Günümüzün en büyük sorunlarından biri gençlerimizin evlenememeleri.
Evlenme yaşı ilerledikçe sorunlar daha da artıyor.
En başta gençlerimiz yaşları ilerledikçe daha çok fiziki ve etnik açıdan seçici oluyorlar.
Yok armudun sapı, üzümün çöpü derken yaş epeyce kemale ermeye başlıyor.
Bunun yanı sıra bir de bitmek tükenmek bilmeyen istekler.
En güzel yerde, en şatafatlı düğünler, en lüks eşyalar, ziynetler, takılar derken insan evlenmeye cesaret edemiyor.
Bu istekler her zaman gençleri frenliyor.
Hal böyle olunca da istenmeyen bazı olumsuzluklar oluyor.
Evlilik öncesi flörtler yapılıyor.
Bu flörtler insan fıtratına aykırı.
Çünkü insan sevdiğini paylaşmak istemez, onu en temiz haliyle ister.
Bu erkek için de geçerli, kadın için de.
Bunların kesinlikle aşılması gerekli.
Evlenmek için biraz da gözü kara olmalı insan.
Eğer istediği kıstaslara uygunsa kesinlikle teferruatlara takılmamalı ve evlilik için bir an önce acele edilmelidir.

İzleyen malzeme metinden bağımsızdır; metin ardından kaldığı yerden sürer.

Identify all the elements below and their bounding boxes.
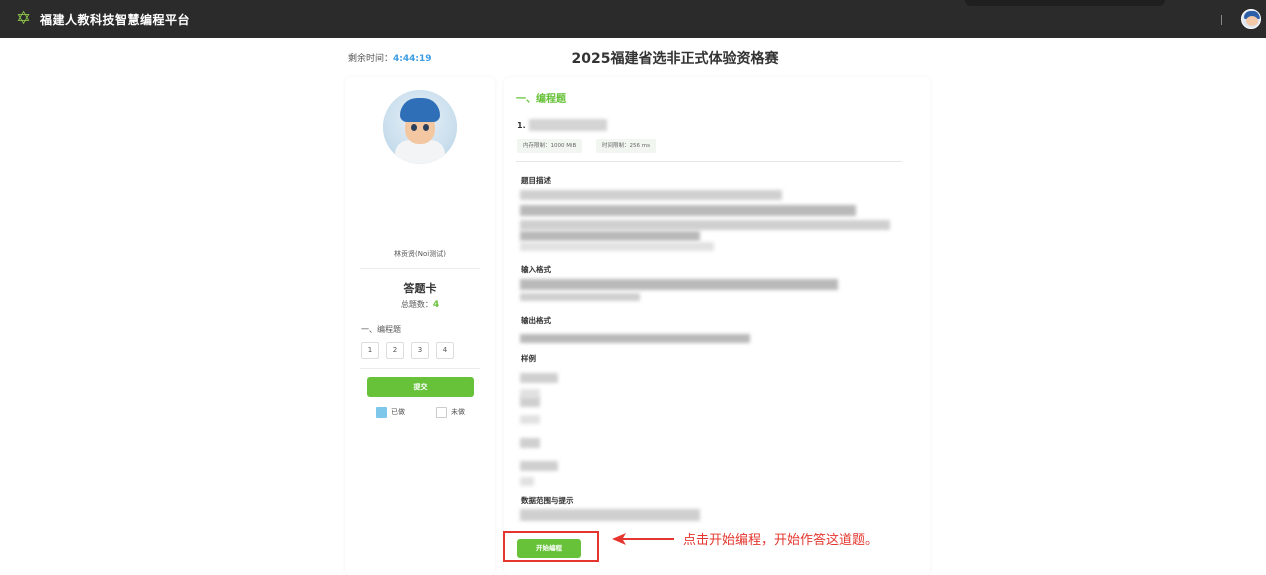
legend-todo-label: 未做	[451, 408, 465, 416]
done-swatch	[376, 407, 387, 418]
remaining-time: 剩余时间：4:44:19	[348, 51, 432, 64]
answer-card-panel: 林贡贤(Noi测试) 答题卡 总题数：4 一、编程题 1 2 3 4 提交 已做…	[345, 77, 495, 575]
blurred-text	[520, 461, 558, 471]
question-nav-1[interactable]: 1	[361, 342, 379, 359]
blurred-text	[520, 477, 534, 486]
todo-swatch	[436, 407, 447, 418]
problem-title-blurred	[529, 119, 607, 131]
username: 林贡贤(Noi测试)	[394, 250, 446, 258]
blurred-text	[520, 220, 890, 230]
output-format-heading: 输出格式	[521, 316, 551, 325]
blurred-text	[520, 373, 558, 383]
divider	[516, 161, 902, 162]
submit-button[interactable]: 提交	[367, 377, 474, 397]
blurred-text	[520, 205, 856, 216]
blurred-text	[520, 438, 540, 448]
divider	[360, 268, 480, 269]
question-nav-2[interactable]: 2	[386, 342, 404, 359]
blurred-text	[520, 279, 838, 290]
timer-label: 剩余时间：	[348, 54, 394, 64]
divider	[360, 368, 480, 369]
annotation-text: 点击开始编程，开始作答这道题。	[683, 533, 879, 548]
blurred-text	[520, 231, 700, 241]
problem-number: 1.	[517, 121, 526, 130]
contest-title: 2025福建省选非正式体验资格赛	[571, 51, 779, 67]
blurred-text	[520, 293, 640, 301]
blurred-text	[520, 242, 714, 251]
total-label: 总题数：	[400, 300, 433, 309]
legend-todo: 未做	[436, 407, 465, 418]
question-nav-3[interactable]: 3	[411, 342, 429, 359]
total-questions: 总题数：4	[345, 299, 495, 310]
arrow-left-icon	[612, 533, 674, 545]
answer-card-title: 答题卡	[403, 282, 437, 295]
description-heading: 题目描述	[521, 176, 551, 185]
star-logo-icon: ✡	[16, 8, 32, 29]
problem-panel: 一、编程题 1. 内存限制：1000 MiB 时间限制：256 ms 题目描述 …	[504, 77, 930, 575]
input-format-heading: 输入格式	[521, 265, 551, 274]
section-label: 一、编程题	[361, 325, 401, 334]
total-count: 4	[432, 300, 440, 310]
problem-section-title: 一、编程题	[516, 94, 566, 105]
blurred-text	[520, 397, 540, 407]
blurred-text	[520, 190, 782, 200]
top-search-bar[interactable]	[965, 0, 1165, 6]
blurred-text	[520, 334, 750, 343]
brand-name: 福建人教科技智慧编程平台	[40, 13, 191, 27]
user-avatar-icon[interactable]	[1241, 9, 1261, 29]
data-range-heading: 数据范围与提示	[521, 496, 574, 505]
user-avatar-icon	[383, 90, 457, 164]
time-limit-tag: 时间限制：256 ms	[596, 139, 656, 153]
legend-done-label: 已做	[391, 408, 405, 416]
memory-limit-tag: 内存限制：1000 MiB	[517, 139, 583, 153]
blurred-text	[520, 415, 540, 424]
legend-done: 已做	[376, 407, 405, 418]
blurred-text	[520, 509, 700, 521]
timer-value: 4:44:19	[393, 54, 432, 64]
sample-heading: 样例	[521, 354, 536, 363]
top-navbar: ✡ 福建人教科技智慧编程平台	[0, 0, 1266, 38]
question-nav-4[interactable]: 4	[436, 342, 454, 359]
topbar-divider	[1221, 15, 1222, 25]
highlight-box	[503, 531, 599, 562]
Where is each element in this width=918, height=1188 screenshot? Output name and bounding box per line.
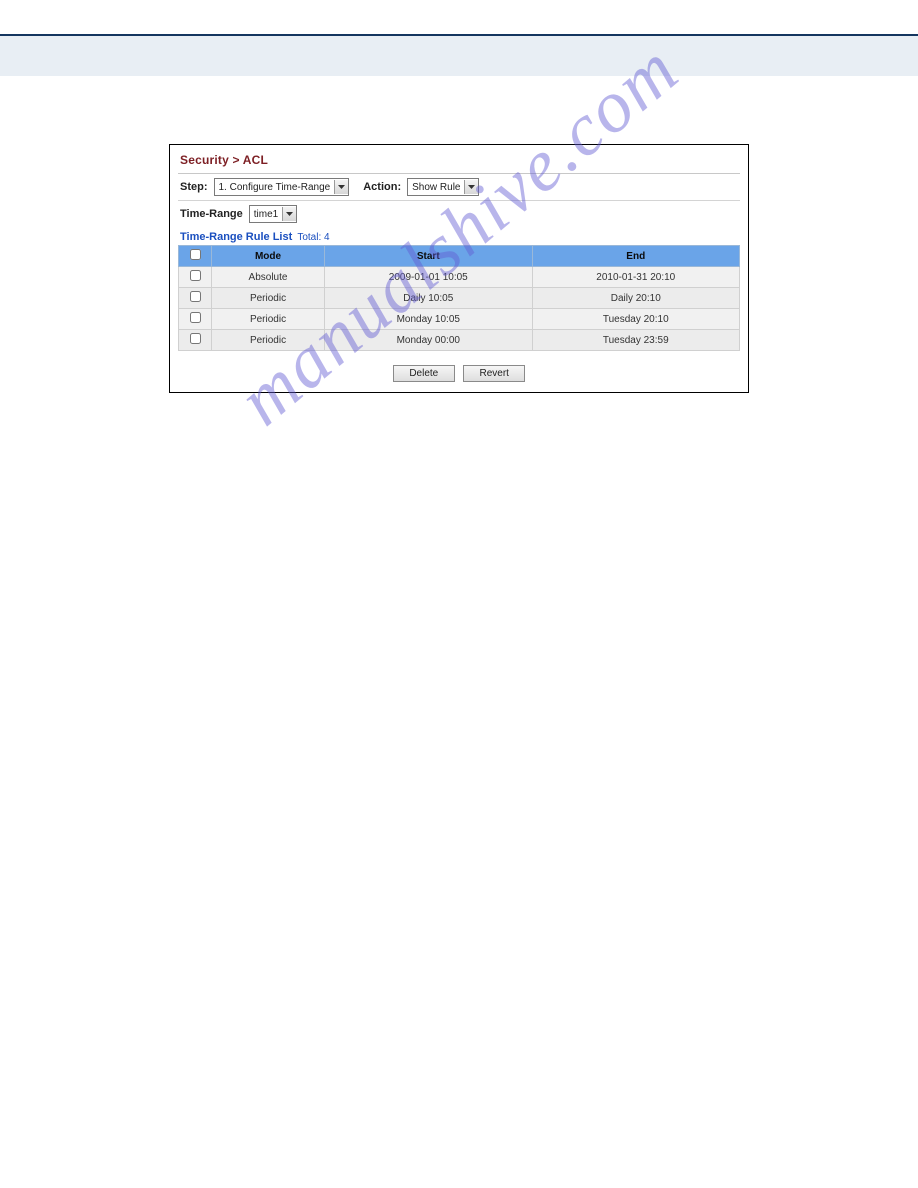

Bu teferruatlar yukarıda bahis ettiğim gibi fiziki seçicilik, lüks harcamalar.
Bunlar zamanla hal yoluna girilir.
İlla ki her şeyin en güzeli ve en lüksü de olması gerekmez.
En önemlisi bir yuvada eşya değil huzurdur.
Eşyalar hiçbir zaman yuvaya saadet ve huzur getirmez. Çoğu zaman tul-i emeller yuvaların sarsılmasına hatta yıkılmasına neden oluyor.
Burada en büyük görev bilgi ve tecrübeleri olan ana – babalara düşmekte.
Onlar bir an önce evlatlarının mürüvvetini görmek istiyorlarsa biraz zühd ahlakıyla yetiştirmeli.
Tamamen kendilerini dünyadan da soyutlamamalı ama kendilerini de aşırı derecede dünyaya vermemeliler.
İtidalli olmalı.
Hal böyle olunca da televizyonlarda saçma sapan evlilik programları çıkıyor ve sadece evlenmek amaçlı olan kişiler bu amaçlarından saparak farklı arzu ve isteklerde bulunuyorlar.
Bu da toplumun ne kadar yozlaştığını ve ne kadar çirkinleştiğini gösteriyor.
Bunun en büyük göstergesi de boşanmaların artması ve evlilik öncesi ilişkilerin kanıksanması.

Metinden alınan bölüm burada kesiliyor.